I enjoyed Graínne Mulvey’s Métier releases of Aeolus (which shared disc space with Christopher Fox’s Untouch, reviewed for Fanfare by Marc Medwin in 42:1) and the Black Box disc shared with Deirdre Gribbin that included Mulvey’s Sextet Uno and Rational Option Insanity (Fanfare 24:3, reviewed by Peter Burwasser), and, indeed, the disc Sea to the West, which included music by Fox again, plus Linda Buckley, Bremner, and Mulvey’s Phronology Garden and Eternity is Now (Fanfare 40:3).
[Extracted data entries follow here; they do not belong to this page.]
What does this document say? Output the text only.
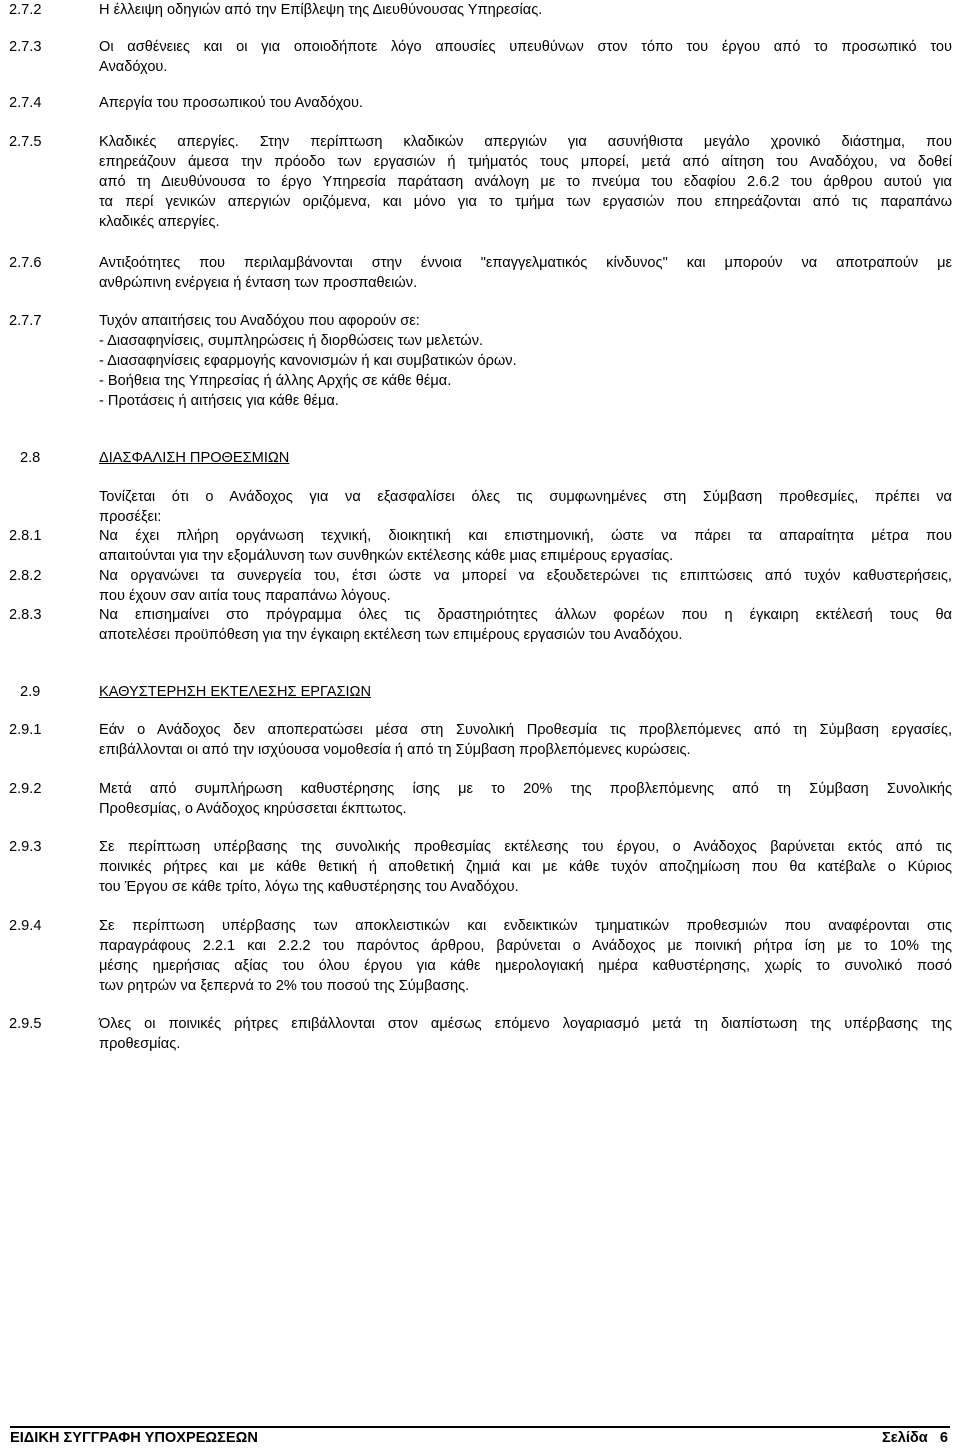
2.7.2	Η έλλειψη οδηγιών από την Επίβλεψη της Διευθύνουσας Υπηρεσίας.
2.7.3	Οι ασθένειες και οι για οποιοδήποτε λόγο απουσίες υπευθύνων στον τόπο του έργου από το προσωπικό του
Αναδόχου.
2.7.4	Απεργία του προσωπικού του Αναδόχου.
2.7.5	Κλαδικές απεργίες. Στην περίπτωση κλαδικών απεργιών για ασυνήθιστα μεγάλο χρονικό διάστημα, που
επηρεάζουν άμεσα την πρόοδο των εργασιών ή τμήματός τους μπορεί, μετά από αίτηση του Αναδόχου, να δοθεί
από τη Διευθύνουσα το έργο Υπηρεσία παράταση ανάλογη με το πνεύμα του εδαφίου 2.6.2 του άρθρου αυτού για
τα περί γενικών απεργιών οριζόμενα, και μόνο για το τμήμα των εργασιών που επηρεάζονται από τις παραπάνω
κλαδικές απεργίες.
2.7.6	Αντιξοότητες που περιλαμβάνονται στην έννοια "επαγγελματικός κίνδυνος" και μπορούν να αποτραπούν με
ανθρώπινη ενέργεια ή ένταση των προσπαθειών.
2.7.7	Τυχόν απαιτήσεις του Αναδόχου που αφορούν σε:
- Διασαφηνίσεις, συμπληρώσεις ή διορθώσεις των μελετών.
- Διασαφηνίσεις εφαρμογής κανονισμών ή και συμβατικών όρων.
- Βοήθεια της Υπηρεσίας ή άλλης Αρχής σε κάθε θέμα.
- Προτάσεις ή αιτήσεις για κάθε θέμα.
2.8	ΔΙΑΣΦΑΛΙΣΗ ΠΡΟΘΕΣΜΙΩΝ
Τονίζεται ότι ο Ανάδοχος για να εξασφαλίσει όλες τις συμφωνημένες στη Σύμβαση προθεσμίες, πρέπει να
προσέξει:
2.8.1	Να έχει πλήρη οργάνωση τεχνική, διοικητική και επιστημονική, ώστε να πάρει τα απαραίτητα μέτρα που
απαιτούνται για την εξομάλυνση των συνθηκών εκτέλεσης κάθε μιας επιμέρους εργασίας.
2.8.2	Να οργανώνει τα συνεργεία του, έτσι ώστε να μπορεί να εξουδετερώνει τις επιπτώσεις από τυχόν καθυστερήσεις,
που έχουν σαν αιτία τους παραπάνω λόγους.
2.8.3	Να επισημαίνει στο πρόγραμμα όλες τις δραστηριότητες άλλων φορέων που η έγκαιρη εκτέλεσή τους θα
αποτελέσει προϋπόθεση για την έγκαιρη εκτέλεση των επιμέρους εργασιών του Αναδόχου.
2.9	ΚΑΘΥΣΤΕΡΗΣΗ ΕΚΤΕΛΕΣΗΣ ΕΡΓΑΣΙΩΝ
2.9.1	Εάν ο Ανάδοχος δεν αποπερατώσει μέσα στη Συνολική Προθεσμία τις προβλεπόμενες από τη Σύμβαση εργασίες,
επιβάλλονται οι από την ισχύουσα νομοθεσία ή από τη Σύμβαση προβλεπόμενες κυρώσεις.
2.9.2	Μετά από συμπλήρωση καθυστέρησης ίσης με το 20% της προβλεπόμενης από τη Σύμβαση Συνολικής
Προθεσμίας, ο Ανάδοχος κηρύσσεται έκπτωτος.
2.9.3	Σε περίπτωση υπέρβασης της συνολικής προθεσμίας εκτέλεσης του έργου, ο Ανάδοχος βαρύνεται εκτός από τις
ποινικές ρήτρες και με κάθε θετική ή αποθετική ζημιά και με κάθε τυχόν αποζημίωση που θα κατέβαλε ο Κύριος
του Έργου σε κάθε τρίτο, λόγω της καθυστέρησης του Αναδόχου.
2.9.4	Σε περίπτωση υπέρβασης των αποκλειστικών και ενδεικτικών τμηματικών προθεσμιών που αναφέρονται στις
παραγράφους 2.2.1 και 2.2.2 του παρόντος άρθρου, βαρύνεται ο Ανάδοχος με ποινική ρήτρα ίση με το 10% της
μέσης ημερήσιας αξίας του όλου έργου για κάθε ημερολογιακή ημέρα καθυστέρησης, χωρίς το συνολικό ποσό
των ρητρών να ξεπερνά το 2% του ποσού της Σύμβασης.
2.9.5	Όλες οι ποινικές ρήτρες επιβάλλονται στον αμέσως επόμενο λογαριασμό μετά τη διαπίστωση της υπέρβασης της
προθεσμίας.
ΕΙΔΙΚΗ ΣΥΓΓΡΑΦΗ ΥΠΟΧΡΕΩΣΕΩΝ	Σελίδα 6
Commissioned by the Great Music in Irish Houses Festival to mark its 50th anniversary in I 20, Great Women tells of the ladies who have carved out the social and political landscape as they strove for equality and liberation. To reflect this, Mulvey sets words by such as the Countess Markiewicz and Rosie Hackett, plus more contemporary personages such as Ireland’s former presidents Mary Robinson and Mary McAleese (Mulvey quotes from their inaugural speeches). The recorded quotations are recorded by the soprano who also sings live here (and for whom the work was written), the astonishing Elizabeth Hilliard.
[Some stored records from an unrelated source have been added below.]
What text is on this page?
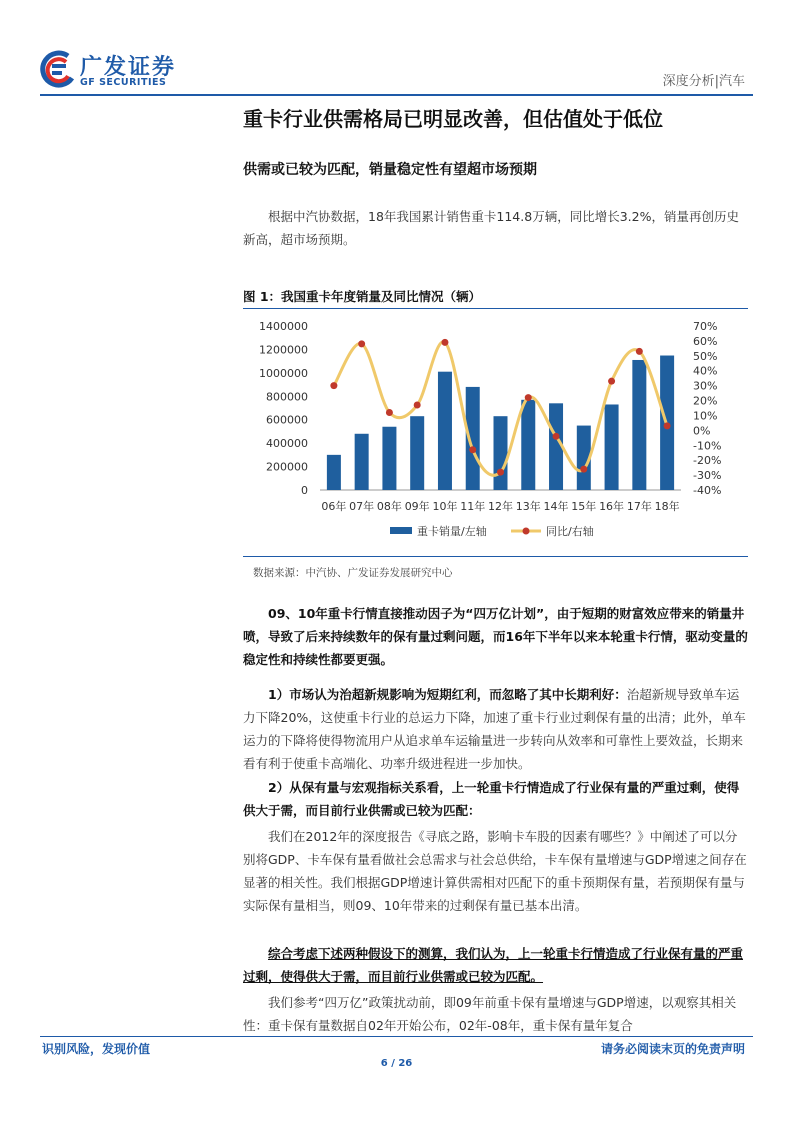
广发证券
GF SECURITIES	深度分析|汽车
重卡行业供需格局已明显改善，但估值处于低位
供需或已较为匹配，销量稳定性有望超市场预期
根据中汽协数据，18年我国累计销售重卡114.8万辆，同比增长3.2%，销量再创历史新高，超市场预期。
图 1：我国重卡年度销量及同比情况（辆）
0
200000
400000
600000
800000
1000000
1200000
1400000
-40%
-30%
-20%
-10%
0%
10%
20%
30%
40%
50%
60%
70%
06年 07年 08年 09年 10年 11年 12年 13年 14年 15年 16年 17年 18年
重卡销量/左轴	同比/右轴
数据来源：中汽协、广发证券发展研究中心
09、10年重卡行情直接推动因子为“四万亿计划”，由于短期的财富效应带来的销量井喷，导致了后来持续数年的保有量过剩问题，而16年下半年以来本轮重卡行情，驱动变量的稳定性和持续性都要更强。
1）市场认为治超新规影响为短期红利，而忽略了其中长期利好：治超新规导致单车运力下降20%，这使重卡行业的总运力下降，加速了重卡行业过剩保有量的出清；此外，单车运力的下降将使得物流用户从追求单车运输量进一步转向从效率和可靠性上要效益，长期来看有利于使重卡高端化、功率升级进程进一步加快。
2）从保有量与宏观指标关系看，上一轮重卡行情造成了行业保有量的严重过剩，使得供大于需，而目前行业供需或已较为匹配：
我们在2012年的深度报告《寻底之路，影响卡车股的因素有哪些？》中阐述了可以分别将GDP、卡车保有量看做社会总需求与社会总供给，卡车保有量增速与GDP增速之间存在显著的相关性。我们根据GDP增速计算供需相对匹配下的重卡预期保有量，若预期保有量与实际保有量相当，则09、10年带来的过剩保有量已基本出清。
综合考虑下述两种假设下的测算，我们认为，上一轮重卡行情造成了行业保有量的严重过剩，使得供大于需，而目前行业供需或已较为匹配。
我们参考“四万亿”政策扰动前，即09年前重卡保有量增速与GDP增速，以观察其相关性：重卡保有量数据自02年开始公布，02年-08年，重卡保有量年复合
识别风险，发现价值	请务必阅读末页的免责声明
6 / 26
The sound vista created by Mulvey is vast. Most of the electronic sounds derive from those recordings of speeches, enhanced by some field recordings. Usefully, full texts are included; the work is comprehensible and has a real sense of narration, which sometimes dissolves by self-replication into more amorphous sound fields. There is more than a hint of a Joycean process at work here. The sheer washes of sound Mulvey creates make an enormous effect purely on sonic grounds, especially when Hilliard’s silvery soprano floats ethereally above them. The ability to create ‘crowds” of sound from one voice is also effectively utilized.

Lest terms like electronic music and “sound vista” scare anyone off, I should point out there is beauty to Mulvey’s piece. Few words can do justice to Elizabeth Hilliard’s virtuosity here, not its: in terms of the extended vocal techniques demanded of her, but also the purity of line (even when said line is as disjunct as they come). At the risk of sycophantic tautology, this warrants an absolutely wholehearted recommendation without hesitation; a last-minute entrant into the race for my Want List.